Size normalisation is non-trivial
Size labels are inconsistent. "M", "Medium", "38", "EU 38", "UK 10" can all mean the same thing, or different things depending on brand and gender targeting.
Before you can segment by size, you need a normalisation step:
SIZE_MAP = {
"xs": ["xs", "extra small", "34", "eu 34"],
"s": ["s", "small", "36", "eu 36"],
"m": ["m", "medium", "38", "eu 38"],
"l": ["l", "large", "40", "eu 40"],
"xl": ["xl", "extra large", "42", "eu 42"],
}
def normalise_size(raw: str) -> str:
clean = raw.lower().strip()
for canonical, variants in SIZE_MAP.items():
if clean in variants:
return canonical
return "unknown"
Items with size = "unknown" should be scored against other unknown items, not mixed into the overall population.
The minimum sample threshold
A segment median is only meaningful above a minimum sample size. With 3 items in a segment, one outlier moves the median dramatically.
A practical floor: require at least 5-10 comparable items in a segment before computing a score. Below this threshold, return None and do not display a deal rating. A "no data" result is better than a false one.

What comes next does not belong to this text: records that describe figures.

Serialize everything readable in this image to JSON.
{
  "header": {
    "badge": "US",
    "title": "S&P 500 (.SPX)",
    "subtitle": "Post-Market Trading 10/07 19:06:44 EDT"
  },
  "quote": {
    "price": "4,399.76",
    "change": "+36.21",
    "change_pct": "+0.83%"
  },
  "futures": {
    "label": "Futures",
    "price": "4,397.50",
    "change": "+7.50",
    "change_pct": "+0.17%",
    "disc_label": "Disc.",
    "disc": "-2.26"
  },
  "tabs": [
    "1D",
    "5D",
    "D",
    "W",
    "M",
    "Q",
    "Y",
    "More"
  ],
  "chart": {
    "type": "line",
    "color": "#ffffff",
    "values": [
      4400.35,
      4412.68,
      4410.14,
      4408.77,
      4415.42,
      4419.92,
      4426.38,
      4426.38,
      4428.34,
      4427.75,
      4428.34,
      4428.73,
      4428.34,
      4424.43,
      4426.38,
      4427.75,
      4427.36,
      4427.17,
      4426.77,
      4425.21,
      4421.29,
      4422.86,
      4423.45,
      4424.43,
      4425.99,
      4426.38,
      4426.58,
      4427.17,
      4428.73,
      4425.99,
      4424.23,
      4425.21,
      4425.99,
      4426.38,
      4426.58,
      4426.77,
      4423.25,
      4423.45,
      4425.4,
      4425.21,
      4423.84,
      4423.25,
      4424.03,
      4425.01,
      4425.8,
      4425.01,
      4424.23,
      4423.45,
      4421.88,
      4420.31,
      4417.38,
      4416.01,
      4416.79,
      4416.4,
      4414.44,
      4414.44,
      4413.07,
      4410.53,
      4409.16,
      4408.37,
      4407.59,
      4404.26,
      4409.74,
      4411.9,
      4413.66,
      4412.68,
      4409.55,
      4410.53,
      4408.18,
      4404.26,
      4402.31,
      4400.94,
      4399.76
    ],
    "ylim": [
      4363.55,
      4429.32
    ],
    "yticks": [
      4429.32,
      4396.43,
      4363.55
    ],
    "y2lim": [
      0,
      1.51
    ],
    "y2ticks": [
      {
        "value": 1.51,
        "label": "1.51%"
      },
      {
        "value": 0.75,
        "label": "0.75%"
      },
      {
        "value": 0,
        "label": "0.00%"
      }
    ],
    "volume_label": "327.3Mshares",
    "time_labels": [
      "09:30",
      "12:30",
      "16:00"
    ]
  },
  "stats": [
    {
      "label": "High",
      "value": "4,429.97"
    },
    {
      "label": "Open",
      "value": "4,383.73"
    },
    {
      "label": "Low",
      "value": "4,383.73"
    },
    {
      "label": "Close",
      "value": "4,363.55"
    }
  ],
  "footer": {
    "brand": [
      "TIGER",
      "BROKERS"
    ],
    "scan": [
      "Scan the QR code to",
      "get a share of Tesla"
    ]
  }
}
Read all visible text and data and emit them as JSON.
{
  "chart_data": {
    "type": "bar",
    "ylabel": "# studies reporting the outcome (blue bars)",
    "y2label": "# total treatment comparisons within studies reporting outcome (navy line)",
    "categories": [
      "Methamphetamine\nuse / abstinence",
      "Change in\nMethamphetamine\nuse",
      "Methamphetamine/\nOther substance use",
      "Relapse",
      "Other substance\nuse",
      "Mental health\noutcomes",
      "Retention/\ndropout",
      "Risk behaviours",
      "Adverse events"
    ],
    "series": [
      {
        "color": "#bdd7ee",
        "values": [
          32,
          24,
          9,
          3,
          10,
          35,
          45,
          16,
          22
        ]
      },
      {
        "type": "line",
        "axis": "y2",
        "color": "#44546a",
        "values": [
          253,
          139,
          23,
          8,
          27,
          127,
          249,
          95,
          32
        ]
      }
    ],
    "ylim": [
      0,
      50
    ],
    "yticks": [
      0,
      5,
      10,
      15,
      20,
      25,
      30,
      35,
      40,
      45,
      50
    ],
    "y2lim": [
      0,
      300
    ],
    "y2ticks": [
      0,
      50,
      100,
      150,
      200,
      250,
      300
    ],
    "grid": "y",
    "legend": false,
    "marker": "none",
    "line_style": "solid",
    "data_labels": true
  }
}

What this looks like at category level
For electronics, size is irrelevant, score by condition and brand tier.
For clothing, size, condition, and brand tier all matter.
For collectibles, condition and specific model matter; size is irrelevant.
The attributes that define a segment are category-specific. A generic segmentation key won't work across all categories. You need a per-category definition of what makes two items comparable.
The underlying principle
Before computing any aggregate statistic (median, mean, standard deviation), ask: is this population actually homogeneous? If not, segment it until it is. Statistical measures are only meaningful within comparable groups.